Part of my Knowledge Base.


Premise

The Kelly Criterion states that when facing a series of profitable bets, your wagers should grow proportionally with your bankroll and with your edge on each bet. Specifically, that you should bet a percentage of your bankroll equivalent to your expected edge — if a bet has a 55% chance to go your way your edge is 55%-45%=10% and you should risk 10% of your bankroll on it (assuming equal amounts wagered and won).

Source: Kelly Bet on Everything

Key Takeaway(s)

Highlights

  • Log scales apply to the difficulty and value you get for most things. Life satisfaction grows with log(money).
  • What kind of Kelly bets can you make with money? Investments are the obvious one, and standard investment advice is to switch to high-risk-high-return assets when you have some money to spare.
  • You can also make bets on your ability to make money: take on a side project, look for a new job, start your own business, ask for a raise. Each one entails a risk and a possible reward. Your bankroll is your literal bankroll, your edge is your ability to make money for yourself or your employer.
  • Whatever creative outlet you have, you get better by getting feedback from the audience. This is a gamble — if people don’t like what you’re making you won’t get their attention next time.

I wrote this post because of my endless frustration with my friends who have the most slack in life also being the most risk averse. They have plenty of savings but stay in soul-sucking jobs for years. They complain about the monotony of social life but refuse to instigate a change. They don’t travel, don’t do drugs, don’t pick fights, don’t flirt, don’t express themselves. They don’t want to think about kids because their lives are just so comfortable and why would you mess with that?

They often credit their modest success to their risk-aversion, when it’s entirely due to them being two standard deviations smarter than everyone they grew up with. By refusing to bet on themselves they’re consigned forever to do 20% better than the most average of their peers. To make 20% more money with a 20% nicer boyfriend and 1.2 Twitter followers.

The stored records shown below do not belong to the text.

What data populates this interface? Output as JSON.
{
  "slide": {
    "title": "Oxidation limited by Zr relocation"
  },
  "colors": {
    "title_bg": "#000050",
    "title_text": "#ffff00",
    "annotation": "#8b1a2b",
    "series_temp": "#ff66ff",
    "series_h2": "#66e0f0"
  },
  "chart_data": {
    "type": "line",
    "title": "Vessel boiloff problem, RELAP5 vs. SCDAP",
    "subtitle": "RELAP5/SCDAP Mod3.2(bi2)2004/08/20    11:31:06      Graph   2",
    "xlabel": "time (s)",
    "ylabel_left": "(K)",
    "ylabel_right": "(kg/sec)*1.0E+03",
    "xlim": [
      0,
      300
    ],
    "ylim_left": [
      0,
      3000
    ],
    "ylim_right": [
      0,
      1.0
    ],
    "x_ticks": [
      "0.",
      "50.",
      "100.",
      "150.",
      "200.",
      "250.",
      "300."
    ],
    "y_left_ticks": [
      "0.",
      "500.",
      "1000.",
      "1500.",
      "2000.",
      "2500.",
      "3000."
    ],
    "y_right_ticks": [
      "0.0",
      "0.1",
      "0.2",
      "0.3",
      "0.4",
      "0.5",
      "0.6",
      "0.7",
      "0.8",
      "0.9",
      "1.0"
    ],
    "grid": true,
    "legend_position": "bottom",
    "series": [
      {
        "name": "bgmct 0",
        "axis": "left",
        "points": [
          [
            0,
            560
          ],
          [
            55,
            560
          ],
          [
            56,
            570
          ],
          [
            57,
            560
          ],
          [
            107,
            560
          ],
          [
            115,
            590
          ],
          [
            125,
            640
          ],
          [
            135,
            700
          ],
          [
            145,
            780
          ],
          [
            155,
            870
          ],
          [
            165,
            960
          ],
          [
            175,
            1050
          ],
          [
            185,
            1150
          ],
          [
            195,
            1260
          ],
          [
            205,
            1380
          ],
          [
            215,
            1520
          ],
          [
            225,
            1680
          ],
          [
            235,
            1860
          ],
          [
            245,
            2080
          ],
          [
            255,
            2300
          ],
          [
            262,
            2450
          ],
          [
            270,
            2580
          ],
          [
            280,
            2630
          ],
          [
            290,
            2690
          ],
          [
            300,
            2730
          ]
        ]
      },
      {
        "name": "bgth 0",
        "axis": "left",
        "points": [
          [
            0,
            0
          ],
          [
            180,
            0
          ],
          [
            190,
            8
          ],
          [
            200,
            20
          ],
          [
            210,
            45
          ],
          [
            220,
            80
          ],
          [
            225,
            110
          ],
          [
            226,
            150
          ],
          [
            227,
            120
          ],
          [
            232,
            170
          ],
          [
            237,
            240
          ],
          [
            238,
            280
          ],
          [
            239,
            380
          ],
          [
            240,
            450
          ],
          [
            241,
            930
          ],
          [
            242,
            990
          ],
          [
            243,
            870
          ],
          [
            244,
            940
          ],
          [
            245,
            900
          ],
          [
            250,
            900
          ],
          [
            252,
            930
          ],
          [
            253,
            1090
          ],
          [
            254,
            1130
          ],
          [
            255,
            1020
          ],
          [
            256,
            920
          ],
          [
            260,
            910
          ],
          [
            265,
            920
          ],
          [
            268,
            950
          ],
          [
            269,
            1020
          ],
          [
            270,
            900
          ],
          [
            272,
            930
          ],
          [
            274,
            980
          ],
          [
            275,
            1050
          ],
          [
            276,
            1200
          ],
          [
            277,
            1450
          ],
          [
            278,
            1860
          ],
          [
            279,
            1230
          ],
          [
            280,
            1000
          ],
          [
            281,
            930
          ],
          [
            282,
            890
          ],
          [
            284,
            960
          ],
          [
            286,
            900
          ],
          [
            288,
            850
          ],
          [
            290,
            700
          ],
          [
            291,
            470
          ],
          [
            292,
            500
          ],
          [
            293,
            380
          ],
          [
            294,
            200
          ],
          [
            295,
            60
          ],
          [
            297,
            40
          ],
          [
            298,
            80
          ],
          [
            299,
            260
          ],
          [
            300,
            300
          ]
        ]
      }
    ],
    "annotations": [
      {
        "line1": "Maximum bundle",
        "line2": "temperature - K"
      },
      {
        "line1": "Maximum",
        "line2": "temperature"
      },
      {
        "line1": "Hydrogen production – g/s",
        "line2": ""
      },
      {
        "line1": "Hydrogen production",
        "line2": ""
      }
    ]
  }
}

Source: Kelly Bet on Everything

Practical

  • The idea of a Kelly bet ties in pretty well with that of ‘optionality’ in Nassim Taleb’s Antifragile. I will be looking for low-downside, high-upside bets which use my comparative informational or slack-based advantage as leverage.
    • An example is cryptocurrency—worst-case scenarios see my balance drop to zero but best case is an order-of-magnitude increase in wealth as digital currency increases as a proportion of global GDP;
    • Another is the creation of a second revenue stream using slack generated through my full-time career. This is not so clear-cut but I need to be ready to execute on an opportunity when it appears I have a unique competitive or first-mover advantage.